Letter from Scotland
I’d love to have a wood burning stove and sit by a log fire on a November night and forget about the madness of the world outside. And I’m not alone. Apparently a million people in Britain have wood burning stoves. The Stove Industry Alliance (yes, there is one) says, with a modern stove, you can cut your carbon emissions by 22 per cent, compared to a regular gas fire. But it’s the heart-warming effect of logs a-burning that most interests me. Especially at this depressing time of the year.

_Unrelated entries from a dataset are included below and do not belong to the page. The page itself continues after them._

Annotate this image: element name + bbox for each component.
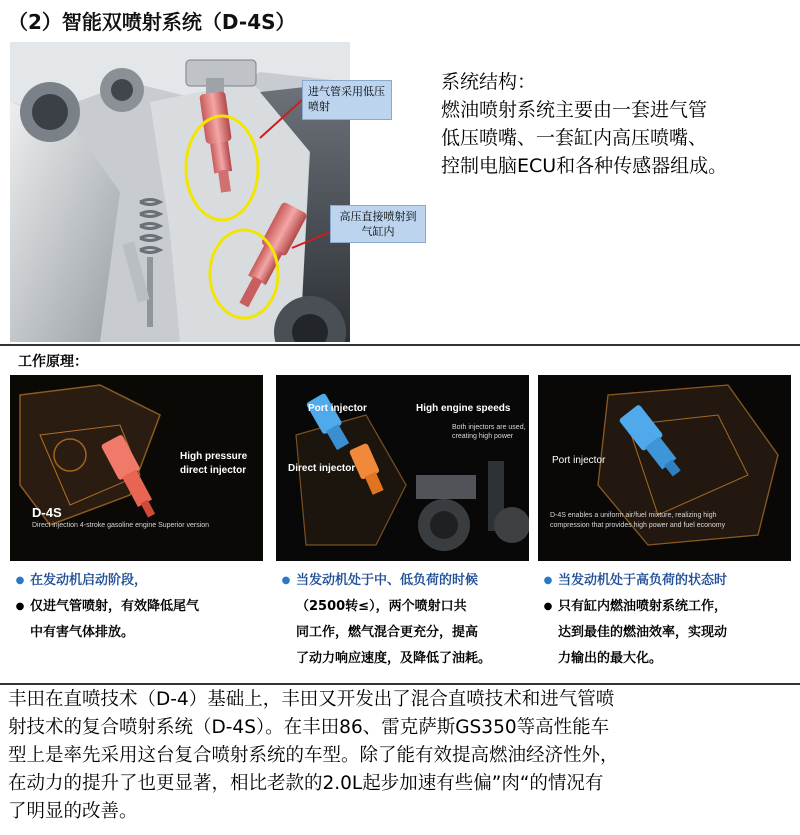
panel-label-port: Port injector: [552, 455, 606, 466]
low-load-image: [276, 375, 529, 561]
column-heading-text: 在发动机启动阶段，: [30, 573, 148, 588]
panel-label: direct injector: [180, 465, 247, 476]
principle-heading: 工作原理：: [18, 354, 88, 370]
column-line: 了动力响应速度，及降低了油耗。: [296, 651, 492, 666]
bullet-icon: ●: [543, 575, 553, 586]
summary-line: 丰田在直喷技术（D-4）基础上，丰田又开发出了混合直喷技术和进气管喷: [8, 689, 615, 710]
column-line: 中有害气体排放。: [30, 625, 135, 640]
section-divider: [0, 344, 800, 346]
panel-title: High engine speeds: [416, 403, 511, 414]
bullet-icon: ●: [281, 575, 291, 586]
low-load-column: [276, 568, 536, 672]
summary-line: 在动力的提升了也更显著，相比老款的2.0L起步加速有些偏”肉“的情况有: [8, 773, 604, 794]
callout-line: 气缸内: [361, 225, 395, 238]
bullet-icon: ●: [15, 601, 25, 612]
panel-caption: D-4S enables a uniform air/fuel mixture, realizing high: [550, 512, 717, 519]
startup-phase-image: [10, 375, 263, 561]
panel-label-port: Port injector: [308, 403, 367, 414]
column-line: 仅进气管喷射，有效降低尾气: [30, 599, 200, 614]
panel-caption: compression that provides high power and fuel economy: [550, 522, 726, 529]
panel-sub: creating high power: [452, 433, 514, 440]
structure-line: 燃油喷射系统主要由一套进气管: [441, 99, 708, 121]
engine-cutaway-image: [10, 42, 350, 342]
direct-injection-callout: [330, 205, 426, 243]
d4s-badge: D-4S: [32, 505, 62, 520]
panel-label: High pressure: [180, 451, 248, 462]
summary-paragraph: [8, 686, 798, 826]
summary-divider: [0, 683, 800, 685]
panel-label-direct: Direct injector: [288, 463, 356, 474]
panel-caption: Direct injection 4-stroke gasoline engine Superior version: [32, 522, 210, 529]
structure-line: 低压喷嘴、一套缸内高压喷嘴、: [441, 127, 708, 149]
structure-line: 系统结构：: [441, 71, 537, 93]
structure-line: 控制电脑ECU和各种传感器组成。: [441, 155, 728, 177]
port-injection-callout: [302, 80, 392, 120]
high-load-column: [538, 568, 798, 672]
column-line: 力输出的最大化。: [558, 651, 663, 666]
column-line: 达到最佳的燃油效率，实现动: [558, 625, 728, 640]
high-load-image: [538, 375, 791, 561]
summary-line: 射技术的复合喷射系统（D-4S）。在丰田86、雷克萨斯GS350等高性能车: [8, 717, 610, 738]
bullet-icon: ●: [543, 601, 553, 612]
column-body: [10, 594, 265, 620]
column-heading: [10, 568, 265, 594]
section-title: （2）智能双喷射系统（D-4S）: [8, 10, 296, 34]
bullet-icon: ●: [15, 575, 25, 586]
column-line: 同工作，燃气混合更充分，提高: [296, 625, 479, 640]
column-heading: [276, 568, 536, 594]
summary-line: 型上是率先采用这台复合喷射系统的车型。除了能有效提高燃油经济性外，: [8, 745, 619, 766]
column-line: （2500转≤），两个喷射口共: [296, 599, 467, 614]
column-heading-text: 当发动机处于高负荷的状态时: [558, 573, 728, 588]
callout-line: 喷射: [308, 100, 330, 113]
column-heading: [538, 568, 798, 594]
callout-line: 高压直接喷射到: [339, 210, 417, 223]
column-heading-text: 当发动机处于中、低负荷的时候: [296, 573, 479, 588]
panel-sub: Both injectors are used,: [452, 424, 526, 431]
column-line: 只有缸内燃油喷射系统工作，: [558, 599, 728, 614]
callout-line: 进气管采用低压: [308, 85, 385, 98]
column-body: [538, 594, 798, 620]
summary-line: 了明显的改善。: [8, 801, 138, 822]
startup-column: [10, 568, 265, 646]
system-structure-text: [441, 68, 791, 180]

Take this week, for instance. It started with a “supermoon” but very few of us in Scotland were able to see it because of dense cloud cover on Monday night. By Tuesday the weather had brightened up but it had also turned cold. Trains were being disrupted because of slippy lines and by Thursday there was commuter chaos across central Scotland when a train broke down in the bottle-neck at Waverly station. It even led to questions – and apologies – in parliament.
Late on Tuesday night, Glasgow reminded us of its “mean city” past with a drive-by shooting by members of the underworld. A 26 year-old man “known to the police” was killed as he and a friend waited in their car at a pedestrian crossing. A dark coloured Audi Q5 drew up alongside. A single bullet was fired and the car sped away. A similar Audi Q5 was later found abandoned and burnt out in a nearby street. Who needs all those “Scottish noir” detective stories when real life is like this ?
To depress us further this week, we discovered that Scotland’s children have been ranked among the least active in the world. A study by Strathclyde University found that 64 per cent of children aged between 11 and 15 watch over two hours of television a day and most of them spend another two hours playing computer games. Only 21 per cent of boys and 15 per cent of girls get the recommended hour of physical activity a day. These are among the worst results for any of the 38 countries studied, and, in particular, worse than England and Wales. Not much wonder we are expecting obesity levels in Scotland to reach 40 per cent by 2030.
We are all steeling ourselves for the next round of austerity as the new Chancellor makes his quaintly termed “Autumn Statement” on Wednesday. They say it won’t be as bad as last time but it looks like current spending will be cut in favour of long-term capital projects. What this all means for the Scottish Government’s budget will not be clear till 15 December. The council has delayed its budget meeting till 9 February 2016 to allow it time to take account of the money it will have to spend.
This week we’ve had an announcement from Shell that it is cutting 380 jobs at its finance centre in Glasgow. And, although unemployment has shown slight improvement this month, down to 4.7 per cent, many of the 40,000 new jobs created since the Great Recession in 2008 are part-time and low-paid. The BBC has been running a series of features all week on “inequality”. It reported a Stirling University study which found that the top 2 per cent of Scots have an average income of £2,000 a week while the bottom 2 per cent struggle by on £100 a week. And the gap has been getting wider.
As I write, The Scotch Whisky Association continues to thwart the will of parliament, and just about every other professional and social organisation, in opposing the idea of “minimum pricing.” It lost a Court of Session case last month but is keeping us in suspense over whether it will lodge an appeal. (It has until the end of today to lodge such an appeal).
So far, the judges have ruled that the government is entitled to impose a minimum price of 50p per unit of alcohol to try to control Scotland’s worrying “drink problem”. It is not, in their view, an undue restriction on trade. The scandal is that the whisky barons have been able to hold up this important new law for four long years and meanwhile a quarter of Scots continue to consume alcohol at a hazardous rate.
Finally, I have only just caught up with a new phrase in the English language – “post-truth”. According to the Oxford Dictionary it means that emotions and beliefs are more important than facts. I thought the word had only just been invented to describe the disgraceful Brexit and Trump campaigns but apparently it has been lurking in the chatasphere for more than two decades.
I think it’s time I sought refuge in a winter-long hibernation in front of my imaginary log fire.